Famille

« Un traitement humain du divorce favorise les unions »

Les associations familiales jugent positif le projet de loi de réforme du divorce présenté hier en conseil des ministres

 

ENTRETIEN avec
Monique Sassier Directrice générale de l'Union nationale des associations familiales

Le projet de loi simplifie la procédure de divorce par consentement mutuel en réduisant de deux conciliations à une seule devant le juge. Est-ce positif ?

Monique Sassier : Cette simplification prend acte de la réalité. Dans beaucoup de divorces par consentement mutuel, les ex-conjoints arrivent devant le juge avec une convention qui règle l'ensemble des problèmes liés à la séparation. La deuxième réunion n'apporte en général pas d'éléments nouveaux mais fait durer la procédure. Il n'est donc pas utile de la maintenir.

? La simplification du divorce n'entraîne-t-elle pas tout de même un affaiblissement du mariage ?

? Non, en aucun cas. Ce qui affaiblit le mariage, c'est un recours impossible au divorce, une procédure compliquée ou qui attise les conflits. En revanche, une loi qui traite humainement du divorce favorise les unions. Si les aléas de la vie qui conduisent à se séparer peuvent être réglés sans d'éternels conflits, c'est le mariage qui sera éternel.

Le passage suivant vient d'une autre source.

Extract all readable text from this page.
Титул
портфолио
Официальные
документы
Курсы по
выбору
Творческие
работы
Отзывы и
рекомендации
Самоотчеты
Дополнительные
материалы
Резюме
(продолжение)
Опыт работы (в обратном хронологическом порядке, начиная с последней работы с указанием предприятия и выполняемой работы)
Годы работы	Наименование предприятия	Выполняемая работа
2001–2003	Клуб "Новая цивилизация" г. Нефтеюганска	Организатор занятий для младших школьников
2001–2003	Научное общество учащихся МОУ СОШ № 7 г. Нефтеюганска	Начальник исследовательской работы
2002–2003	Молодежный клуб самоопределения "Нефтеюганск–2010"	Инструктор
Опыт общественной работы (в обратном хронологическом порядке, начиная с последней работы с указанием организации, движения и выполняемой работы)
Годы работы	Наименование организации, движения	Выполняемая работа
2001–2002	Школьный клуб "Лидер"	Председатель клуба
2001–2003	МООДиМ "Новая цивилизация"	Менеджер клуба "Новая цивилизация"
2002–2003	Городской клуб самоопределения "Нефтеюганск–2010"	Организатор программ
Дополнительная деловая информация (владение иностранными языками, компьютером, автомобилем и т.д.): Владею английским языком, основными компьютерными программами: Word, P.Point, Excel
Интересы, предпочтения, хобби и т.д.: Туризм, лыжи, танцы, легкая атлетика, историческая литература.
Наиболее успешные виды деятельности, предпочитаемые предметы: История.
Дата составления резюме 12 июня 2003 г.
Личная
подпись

? La réforme facilite par ailleurs un divorce pour rupture irrémédiable du lien conjugal qui peut être invoquée par un seul des conjoints. Est-ce un progrès ?

? Cette procédure introduit un mi-chemin entre le divorce par consentement mutuel et le divorce pour faute. On obtient une sorte de divorce-constat d'une impossibilité de vivre ensemble, sans que les deux conjoints soient d'accord et sans recours à la faute. Nous sommes favorables, à l'Unaf, à cette procédure car elle permet de reconnaître que le divorce peut s'imposer à l'un et qu'il faut être d'autant plus précautionneux à son égard sur la façon de sortir de la séparation notamment par rapport aux enfants, au patrimoine. Cette procédure est un élément de clarification dans la mesure où elle ne contraint pas un couple dont l'un refuse le divorce à l'hypocrisie d'un faux divorce par consentement mutuel. Quant au délai de séparation nécessaire pour demander ce divorce, il est ramené à deux ou trois ans. Dans notre société où l'on se marie plus tard, les six ans jusqu'ici exigés paraissent un temps extrêmement long pour réorganiser sa vie. La tentative de résoudre le conflit qui suit la séparation répond aussi à l'idée que la société doit faciliter le retour à des unions, au remariage. Quand un couple est séparé depuis trois ans, il est vraisemblable que la séparation est définitive. Il est préférable d'autoriser au grand jour d'autres unions que de les souffrir dans l'ombre. L'hypocrisie n'est pas un bon principe social ni moral.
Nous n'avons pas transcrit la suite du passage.